My St. Michael’s Story: Jenny Hunter

Posted by on Sun, Sep 23, 2018 in Giving

My St. Michael’s story is one of reconciliation. To understand how meaningful my experience has been with St. Michael’s, you first need to understand a bit about my past.

My relationship with the church and, for that matter with God, was deeply affected by my relationship with my father. His unconditional love for me was the template for which I built my understanding of God’s love for all of his children. I grew up in the Episcopal church and through the liturgy, traditions, music and celebrations I felt a great sense of connection to a larger family in Christ.

My teenage years were tumultuous–I tested many boundaries and was the cause of great stress for my family. During this time, my father and my relationship became fractured and although we lived in the same house, we became estranged from one another. To my mind, his ongoing condemnation of me was an indicator that love had a limit. I came to believe that if I couldn’t trust my father’s love to be unconditional, then how could I trust my heart to God himself? I closed my heart to God and from the church.

For the better part of my young adult life, I sought out various ways to anesthetize my ever-disquieted psyche. Without a sense of spirituality, I felt as if I was adrift in river rapids, barely keeping my head above water and without hope of rescue.

It wasn’t until becoming sober that I started grappling with the damage of my past. I struggled to develop an understanding of a Power Greater Than Myself and I felt unable to reconcile myself to my former understanding of God, let alone with returning to the church. Instead, I developed a connection to feminine divine, God as mother who loved me in all my damage.

In sobriety I was able to reconcile my relationship with my father and through this effort I felt God’s love acting through both of us. With this healing I began to yearn for a connection to the church. I attempted to find a sense of connection in a variety of parishes, but never felt quite at home. It was easy to come in for service and leave without anyone really noticing that I’d been there at all. This went on for many years.

When I moved back to the Eastside, my mother had often invited me to St. Michael’s but, as I have often done throughout my life, I declined as I wanted to make my own way. Instead, I tried to find my place in another church where I struggled to authentically feel God’s presence.

It wasn’t until I visited a 9:15 service at St. Michael’s that I was able to experience what I’d been searching for–a needed shift from an intellectual understanding of God’s love to a heart-based experience that would lead to being more open, willing, and vulnerable ever since.

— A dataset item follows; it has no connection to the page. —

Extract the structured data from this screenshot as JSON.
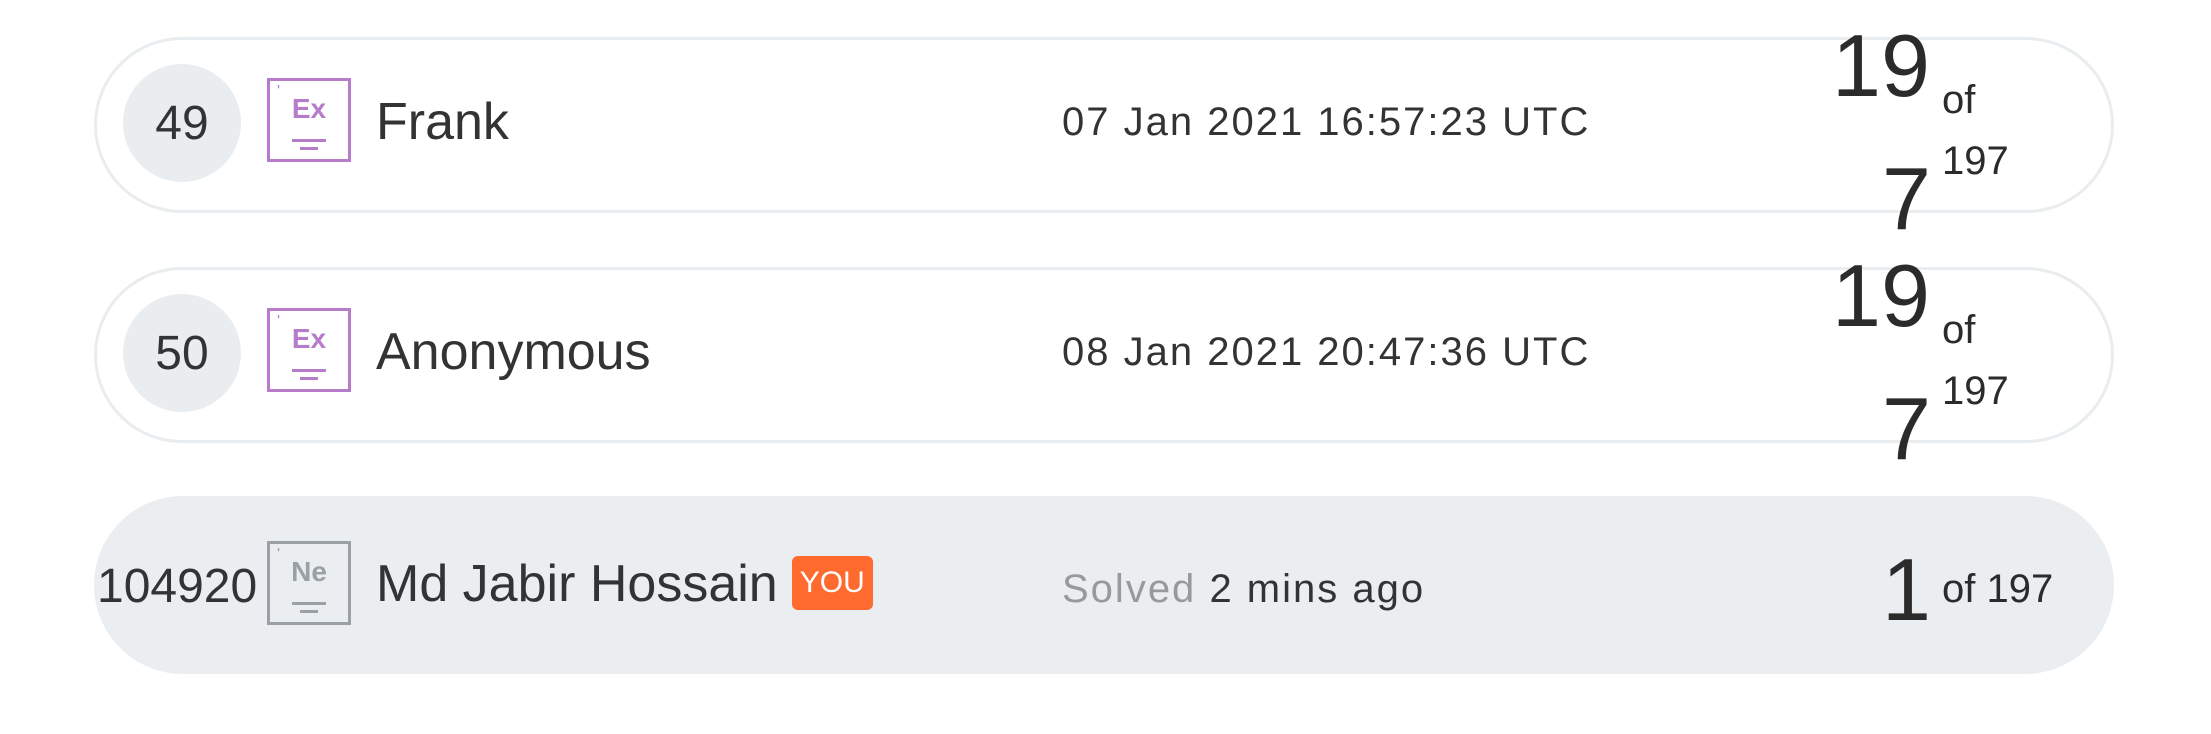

I vividly recall the impact I felt when I heard Justin’s voice creating a meditative quality to the service that I’d never experienced before. The points in this service that gave time for reflection gave me the opportunity to stop thinking and FEEL the message of the Katherine’s sermon. That day she looked into my eyes at communion and I could FEEL the connection to the Divine that had first offered me solace in early recovery.  Afterward I found myself tearing up from the pure joy of feeling at home.

St. Michael’s has indeed become more of a spiritual home to me then I’d ever found before. Even before people found out that I was Tina’s daughter, they had already welcomed me as an individual. People here obviously care about the newcomer and encourage people’s participation in the church if they have the inclination to become more involved. In the past I had never considered doing more than donating items for the food or clothing bins in church gathering rooms, but at St. Michael’s people cared enough about me to inquire about my skills. I found that one of the greatest gifts St. Michael’s parish offered to me was the opportunity to serve and by doing so, my life has been enriched.

As a priest’s daughter, I’ve struggled to find my own way in the church preferring to fly under the radar rather than risk becoming part of a congregation for fear of disclosing all the ways in which I still struggle with my own spiritual path. With Katherine’s guidance and support I have come to recognize that we are all works in progress and that it is through sharing our stories that we can all develop new ones.